Book cover of Cultivating Capstones: Designing High-Quality Culminating Experiences for Student Learning, edited by Caroline J. Ketcham, Anthony G. Weaver, and Jessie L. Moore

This chapter shares results from a mixed-method, multi-institutional study gauging the type of faculty who teach capstone experiences, their intrinsic and extrinsic motivations, and the type of support they receive at their institutions. Henscheid (2000) found that almost half of 707 regionally accredited colleges and universities use capstones as part of their institution’s assessment program and the 2010-2011 HERI Faculty Survey indicated that 35.8% of respondents had taught a Capstone course. The 2016–2017 HERI Faculty Survey indicated that just half of undergraduate teaching faculty participated in teaching-related professional development opportunities and that a majority of faculty surveyed (69.2%) agree that there is adequate support for faculty development. The results shared in this chapter paint a different picture of faculty desire for resources and support in teaching capstone experiences. In a survey of 138 faculty, less than half found the availability of resources “good” or “excellent,” with 14% of those surveyed saying that resources were not even available to them.
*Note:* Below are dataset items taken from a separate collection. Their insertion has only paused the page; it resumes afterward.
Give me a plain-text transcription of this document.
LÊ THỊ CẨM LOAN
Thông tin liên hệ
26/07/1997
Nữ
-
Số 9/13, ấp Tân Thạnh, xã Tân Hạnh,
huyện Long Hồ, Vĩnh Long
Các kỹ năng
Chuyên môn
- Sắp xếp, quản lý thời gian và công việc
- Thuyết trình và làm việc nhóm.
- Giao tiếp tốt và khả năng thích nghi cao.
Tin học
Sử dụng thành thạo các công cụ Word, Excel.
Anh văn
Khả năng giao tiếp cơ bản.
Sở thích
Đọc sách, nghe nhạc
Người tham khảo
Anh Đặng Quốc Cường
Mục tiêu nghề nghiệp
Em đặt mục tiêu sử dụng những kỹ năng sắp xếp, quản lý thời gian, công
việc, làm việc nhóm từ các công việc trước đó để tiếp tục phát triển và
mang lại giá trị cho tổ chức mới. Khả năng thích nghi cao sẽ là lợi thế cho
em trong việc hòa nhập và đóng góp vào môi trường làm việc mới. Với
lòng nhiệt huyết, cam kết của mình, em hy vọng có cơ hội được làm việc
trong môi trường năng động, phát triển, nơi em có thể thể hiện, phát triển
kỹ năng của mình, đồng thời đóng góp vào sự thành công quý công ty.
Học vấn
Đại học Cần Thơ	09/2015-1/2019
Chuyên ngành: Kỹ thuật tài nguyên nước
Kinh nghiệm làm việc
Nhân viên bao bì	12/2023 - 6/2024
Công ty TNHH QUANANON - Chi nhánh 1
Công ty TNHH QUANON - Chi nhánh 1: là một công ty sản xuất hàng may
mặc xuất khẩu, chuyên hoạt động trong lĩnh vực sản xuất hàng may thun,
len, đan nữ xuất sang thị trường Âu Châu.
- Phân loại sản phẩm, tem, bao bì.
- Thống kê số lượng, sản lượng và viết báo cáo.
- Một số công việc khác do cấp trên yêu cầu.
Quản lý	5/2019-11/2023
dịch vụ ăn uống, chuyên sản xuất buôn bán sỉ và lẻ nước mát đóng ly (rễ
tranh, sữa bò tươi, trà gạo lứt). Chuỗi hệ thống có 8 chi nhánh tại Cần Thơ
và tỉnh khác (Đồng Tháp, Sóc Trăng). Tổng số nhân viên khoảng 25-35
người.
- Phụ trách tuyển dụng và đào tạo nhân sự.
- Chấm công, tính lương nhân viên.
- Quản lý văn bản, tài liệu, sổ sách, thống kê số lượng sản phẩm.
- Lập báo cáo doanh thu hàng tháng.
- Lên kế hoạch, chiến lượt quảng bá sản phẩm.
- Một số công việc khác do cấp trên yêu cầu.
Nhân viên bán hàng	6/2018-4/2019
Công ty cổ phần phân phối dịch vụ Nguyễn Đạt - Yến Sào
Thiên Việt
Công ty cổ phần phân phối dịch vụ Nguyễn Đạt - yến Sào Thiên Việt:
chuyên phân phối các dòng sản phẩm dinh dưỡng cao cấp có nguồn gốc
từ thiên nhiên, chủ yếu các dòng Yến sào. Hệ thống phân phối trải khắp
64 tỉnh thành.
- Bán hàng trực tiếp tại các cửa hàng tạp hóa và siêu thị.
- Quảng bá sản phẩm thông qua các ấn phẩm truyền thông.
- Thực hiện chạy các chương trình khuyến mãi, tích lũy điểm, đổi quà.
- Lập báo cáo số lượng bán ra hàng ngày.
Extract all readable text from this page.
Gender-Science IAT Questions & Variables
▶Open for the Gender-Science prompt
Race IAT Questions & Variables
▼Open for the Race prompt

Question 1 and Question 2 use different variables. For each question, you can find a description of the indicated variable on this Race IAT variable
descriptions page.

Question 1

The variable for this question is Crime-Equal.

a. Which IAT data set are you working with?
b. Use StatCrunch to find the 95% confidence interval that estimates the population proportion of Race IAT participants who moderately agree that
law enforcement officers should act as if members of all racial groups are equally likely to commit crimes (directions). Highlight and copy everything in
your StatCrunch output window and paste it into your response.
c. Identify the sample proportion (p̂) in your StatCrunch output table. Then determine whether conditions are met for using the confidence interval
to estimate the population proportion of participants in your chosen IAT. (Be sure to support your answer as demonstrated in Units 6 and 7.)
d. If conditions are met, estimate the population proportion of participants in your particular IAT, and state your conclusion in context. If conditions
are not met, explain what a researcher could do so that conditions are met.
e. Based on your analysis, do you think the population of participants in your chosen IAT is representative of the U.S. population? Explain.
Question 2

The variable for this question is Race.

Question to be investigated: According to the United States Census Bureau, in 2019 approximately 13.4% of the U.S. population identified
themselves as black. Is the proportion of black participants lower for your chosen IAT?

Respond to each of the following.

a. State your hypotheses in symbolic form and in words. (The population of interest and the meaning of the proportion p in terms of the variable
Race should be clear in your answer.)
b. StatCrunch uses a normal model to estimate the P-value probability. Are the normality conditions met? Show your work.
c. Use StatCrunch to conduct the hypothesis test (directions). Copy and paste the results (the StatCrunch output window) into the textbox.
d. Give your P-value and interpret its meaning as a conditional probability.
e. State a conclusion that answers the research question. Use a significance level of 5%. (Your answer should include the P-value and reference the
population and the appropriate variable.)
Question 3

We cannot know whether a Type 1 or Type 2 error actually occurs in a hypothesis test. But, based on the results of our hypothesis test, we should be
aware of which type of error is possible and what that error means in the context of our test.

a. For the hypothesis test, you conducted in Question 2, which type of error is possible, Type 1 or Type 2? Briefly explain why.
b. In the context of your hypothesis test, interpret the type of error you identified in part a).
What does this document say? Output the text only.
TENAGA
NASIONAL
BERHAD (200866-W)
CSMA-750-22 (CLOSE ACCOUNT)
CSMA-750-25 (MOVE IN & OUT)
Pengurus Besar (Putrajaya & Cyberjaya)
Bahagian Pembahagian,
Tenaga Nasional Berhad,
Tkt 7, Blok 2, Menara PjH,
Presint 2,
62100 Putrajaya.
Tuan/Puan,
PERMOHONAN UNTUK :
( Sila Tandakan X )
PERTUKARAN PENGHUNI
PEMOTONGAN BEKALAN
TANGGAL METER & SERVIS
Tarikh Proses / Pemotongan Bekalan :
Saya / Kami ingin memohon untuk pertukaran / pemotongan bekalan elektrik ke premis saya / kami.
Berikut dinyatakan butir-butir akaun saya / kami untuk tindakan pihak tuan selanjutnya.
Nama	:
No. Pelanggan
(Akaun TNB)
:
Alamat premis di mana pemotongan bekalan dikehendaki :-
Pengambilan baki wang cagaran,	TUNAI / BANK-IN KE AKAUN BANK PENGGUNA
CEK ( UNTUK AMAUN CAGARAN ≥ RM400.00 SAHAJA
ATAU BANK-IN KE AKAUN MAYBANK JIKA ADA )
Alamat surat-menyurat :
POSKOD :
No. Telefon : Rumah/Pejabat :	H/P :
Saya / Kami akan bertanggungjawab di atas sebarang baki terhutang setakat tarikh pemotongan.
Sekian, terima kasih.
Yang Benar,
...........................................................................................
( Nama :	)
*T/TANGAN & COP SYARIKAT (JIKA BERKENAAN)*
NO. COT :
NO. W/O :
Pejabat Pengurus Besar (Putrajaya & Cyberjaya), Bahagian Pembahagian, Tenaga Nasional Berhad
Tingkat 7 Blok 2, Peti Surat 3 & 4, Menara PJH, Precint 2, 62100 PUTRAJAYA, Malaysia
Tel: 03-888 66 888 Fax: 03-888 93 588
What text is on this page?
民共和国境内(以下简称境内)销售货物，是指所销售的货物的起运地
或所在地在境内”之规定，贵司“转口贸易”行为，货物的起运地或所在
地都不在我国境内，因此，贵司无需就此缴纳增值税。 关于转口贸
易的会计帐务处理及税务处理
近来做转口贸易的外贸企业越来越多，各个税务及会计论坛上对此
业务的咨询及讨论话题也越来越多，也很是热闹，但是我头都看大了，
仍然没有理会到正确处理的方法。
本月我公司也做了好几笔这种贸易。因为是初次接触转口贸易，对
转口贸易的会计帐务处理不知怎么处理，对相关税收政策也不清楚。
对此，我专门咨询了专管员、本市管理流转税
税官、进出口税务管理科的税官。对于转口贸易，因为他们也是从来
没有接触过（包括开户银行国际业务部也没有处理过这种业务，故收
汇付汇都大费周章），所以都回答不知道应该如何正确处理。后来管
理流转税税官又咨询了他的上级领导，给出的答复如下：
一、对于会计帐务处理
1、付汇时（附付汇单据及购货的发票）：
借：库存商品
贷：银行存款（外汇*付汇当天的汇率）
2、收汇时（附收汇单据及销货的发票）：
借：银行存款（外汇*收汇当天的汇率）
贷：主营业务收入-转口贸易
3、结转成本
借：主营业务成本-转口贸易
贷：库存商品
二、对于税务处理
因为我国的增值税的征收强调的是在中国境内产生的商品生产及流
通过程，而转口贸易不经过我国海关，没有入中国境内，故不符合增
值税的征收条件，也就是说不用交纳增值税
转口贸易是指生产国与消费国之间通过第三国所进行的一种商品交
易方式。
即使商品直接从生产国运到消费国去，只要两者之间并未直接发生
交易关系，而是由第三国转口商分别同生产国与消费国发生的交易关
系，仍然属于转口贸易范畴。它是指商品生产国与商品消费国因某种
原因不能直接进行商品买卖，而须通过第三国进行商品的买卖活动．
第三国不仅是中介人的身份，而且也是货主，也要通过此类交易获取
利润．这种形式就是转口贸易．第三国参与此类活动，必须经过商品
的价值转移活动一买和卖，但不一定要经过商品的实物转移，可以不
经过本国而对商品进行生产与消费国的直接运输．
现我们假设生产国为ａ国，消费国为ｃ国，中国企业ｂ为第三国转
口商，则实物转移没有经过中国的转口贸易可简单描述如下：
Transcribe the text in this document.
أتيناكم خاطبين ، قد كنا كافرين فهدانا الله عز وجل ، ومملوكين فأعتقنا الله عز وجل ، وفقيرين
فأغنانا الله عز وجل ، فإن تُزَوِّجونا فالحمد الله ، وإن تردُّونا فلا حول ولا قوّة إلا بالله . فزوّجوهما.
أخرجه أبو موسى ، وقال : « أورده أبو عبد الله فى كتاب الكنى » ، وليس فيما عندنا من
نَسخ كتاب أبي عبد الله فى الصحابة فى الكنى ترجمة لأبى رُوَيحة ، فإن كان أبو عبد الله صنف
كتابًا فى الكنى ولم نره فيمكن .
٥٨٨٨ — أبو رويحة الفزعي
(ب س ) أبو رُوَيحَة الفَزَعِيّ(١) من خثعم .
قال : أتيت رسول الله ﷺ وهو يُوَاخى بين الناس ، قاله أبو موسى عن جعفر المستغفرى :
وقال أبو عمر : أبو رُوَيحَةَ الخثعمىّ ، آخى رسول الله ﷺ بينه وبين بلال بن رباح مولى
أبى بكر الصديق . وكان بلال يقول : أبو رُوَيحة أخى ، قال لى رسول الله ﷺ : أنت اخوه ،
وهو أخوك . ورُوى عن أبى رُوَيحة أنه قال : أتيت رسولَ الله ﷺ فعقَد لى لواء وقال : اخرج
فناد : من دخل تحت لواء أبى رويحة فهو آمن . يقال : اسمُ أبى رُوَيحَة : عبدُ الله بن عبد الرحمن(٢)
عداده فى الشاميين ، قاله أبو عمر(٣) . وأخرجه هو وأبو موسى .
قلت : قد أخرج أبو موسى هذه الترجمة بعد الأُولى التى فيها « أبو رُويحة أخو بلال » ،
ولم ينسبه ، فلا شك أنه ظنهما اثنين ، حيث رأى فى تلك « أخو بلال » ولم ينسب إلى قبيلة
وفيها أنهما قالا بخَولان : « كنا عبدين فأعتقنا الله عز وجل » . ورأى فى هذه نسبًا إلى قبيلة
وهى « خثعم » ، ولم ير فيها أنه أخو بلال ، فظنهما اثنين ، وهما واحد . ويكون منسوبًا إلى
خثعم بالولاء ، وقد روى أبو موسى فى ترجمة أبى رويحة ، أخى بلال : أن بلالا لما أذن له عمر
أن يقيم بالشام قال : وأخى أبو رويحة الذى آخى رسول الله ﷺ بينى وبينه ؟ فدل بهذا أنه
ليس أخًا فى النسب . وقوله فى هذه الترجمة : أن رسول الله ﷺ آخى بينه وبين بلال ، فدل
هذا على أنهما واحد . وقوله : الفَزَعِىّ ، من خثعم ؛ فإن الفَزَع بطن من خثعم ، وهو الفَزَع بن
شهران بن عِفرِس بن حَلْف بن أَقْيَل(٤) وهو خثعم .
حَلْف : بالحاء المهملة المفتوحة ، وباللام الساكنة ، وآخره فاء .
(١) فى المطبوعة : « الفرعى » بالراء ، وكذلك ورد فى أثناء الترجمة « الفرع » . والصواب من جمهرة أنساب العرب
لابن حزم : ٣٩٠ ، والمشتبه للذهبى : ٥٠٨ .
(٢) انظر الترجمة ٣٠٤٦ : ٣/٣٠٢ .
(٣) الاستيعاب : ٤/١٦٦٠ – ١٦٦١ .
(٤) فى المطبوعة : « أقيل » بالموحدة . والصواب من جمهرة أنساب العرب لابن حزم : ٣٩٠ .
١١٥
It is vital that faculty members preparing to develop and teach capstone experiences have access to the resources they need to help them be successful. To that end, this chapter provides a common support needs checklist; a set of heuristics that help faculty identify what resources may be most helpful for them at the particular moment and guided by the tensions/pressures/motivations they experience in their particular context; and a how to guide to structure a significant conversation.

Discussion Questions

  • What can institutions learn from the faculty stories about teaching capstones?
  • How does your institution support (i.e. funding, release-time, tenure and promotion criteria) faculty who teach a capstone experience?
  • How would you describe your department culture related to teaching disciplinary/interdisciplinary capstones? Do faculty within your department support the need to teach the capstone?
  • What are the benefits gained by including faculty who do not teach the capstone experience in conversations and professional development workshops?